Die Freilassung war am Donnerstag von einer Richterin verfügt worden. Der neue Prozess soll nach bisheriger Planung am 30. September beginnen, eine Verschiebung gilt aber als gut möglich.

Milke bleibt bis zu einem etwaigen neuerlichen Schuldspruch auf freiem Fuß, allerdings mit Auflagen. So wurde ihr dem Sender 12News zufolge gleich nach der Freilassung in der Kanzlei ihres Anwalts eine Fußfessel mit einem Gerät angelegt, das es ermöglicht, ihren Aufenthaltsort jederzeit festzustellen.

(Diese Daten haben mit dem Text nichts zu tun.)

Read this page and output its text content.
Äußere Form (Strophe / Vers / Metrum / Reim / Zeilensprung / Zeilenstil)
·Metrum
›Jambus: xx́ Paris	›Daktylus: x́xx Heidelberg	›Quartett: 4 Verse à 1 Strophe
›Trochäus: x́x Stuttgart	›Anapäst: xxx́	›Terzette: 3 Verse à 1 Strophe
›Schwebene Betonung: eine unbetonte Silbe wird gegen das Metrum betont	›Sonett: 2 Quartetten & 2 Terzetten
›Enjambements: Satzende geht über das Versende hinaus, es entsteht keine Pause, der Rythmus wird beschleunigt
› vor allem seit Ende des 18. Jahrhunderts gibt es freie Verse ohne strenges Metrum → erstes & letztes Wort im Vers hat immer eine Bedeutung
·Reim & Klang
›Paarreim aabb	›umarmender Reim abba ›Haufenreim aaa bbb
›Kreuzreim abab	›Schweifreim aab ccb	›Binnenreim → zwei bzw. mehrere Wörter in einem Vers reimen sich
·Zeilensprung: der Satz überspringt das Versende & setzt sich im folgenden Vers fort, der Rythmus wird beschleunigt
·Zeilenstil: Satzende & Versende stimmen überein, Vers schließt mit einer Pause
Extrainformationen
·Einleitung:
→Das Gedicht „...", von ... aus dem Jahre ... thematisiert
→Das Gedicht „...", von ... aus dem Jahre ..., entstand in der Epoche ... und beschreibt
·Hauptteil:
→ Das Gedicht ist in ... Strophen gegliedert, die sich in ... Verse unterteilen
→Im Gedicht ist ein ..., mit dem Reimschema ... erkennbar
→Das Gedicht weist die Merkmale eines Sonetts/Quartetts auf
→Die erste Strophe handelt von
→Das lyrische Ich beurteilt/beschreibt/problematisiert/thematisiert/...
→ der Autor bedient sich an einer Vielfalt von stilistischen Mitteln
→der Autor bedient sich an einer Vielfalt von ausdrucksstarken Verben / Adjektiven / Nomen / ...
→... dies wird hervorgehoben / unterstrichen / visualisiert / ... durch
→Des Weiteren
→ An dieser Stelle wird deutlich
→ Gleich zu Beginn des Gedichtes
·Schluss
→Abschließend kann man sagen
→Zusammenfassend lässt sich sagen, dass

Außerdem gelte für sie eine nächtliche Ausgangssperre von 21 Uhr bis 6 Uhr morgens. Milke dürfe auch keinen Alkohol trinken und müsse sich von ihrem Ex-Mann fernhalten, der sich überzeugt von ihrer Schuld geäußert hat. Richterin Rosa Mroz hatte dagegen ihre Entscheidung für eine Kaution damit begründet, dass Milke gute Chancen habe, in dem neuerlichen Prozess endgültig freizukommen.

Ein an den Ermittlungen beteiligter Polizist hatte im ursprünglichen Prozess ausgesagt, dass Milke ihm die Mitschuld an dem Mord gestanden habe. Für diese Behauptung gibt es aber weder Beweise noch Zeugen. Der Beamte hatte überdies seitdem in anderen Fällen vor Gericht falsch ausgesagt. Die Anhörung darüber, ob seine Aussage zugelassen wird, ist bisher für den 23. September geplant. Sie könnte sich aber bis Anfang Oktober verzögern.

Das Urteil gegen Milke war stets umstritten, weil es fast ausschließlich auf den Aussagen des Ermittlers über das angebliche Geständnis basierte, das Milke nie abgelegt haben will. „Ich bin unschuldig“, hatte sie etwa in einem Interview der Lokalzeitung „New Times“ beteuert. Ihr Ex-Mann sagte dem TV-Sender Fox News, Milke sei hinter Gittern besser aufgehoben.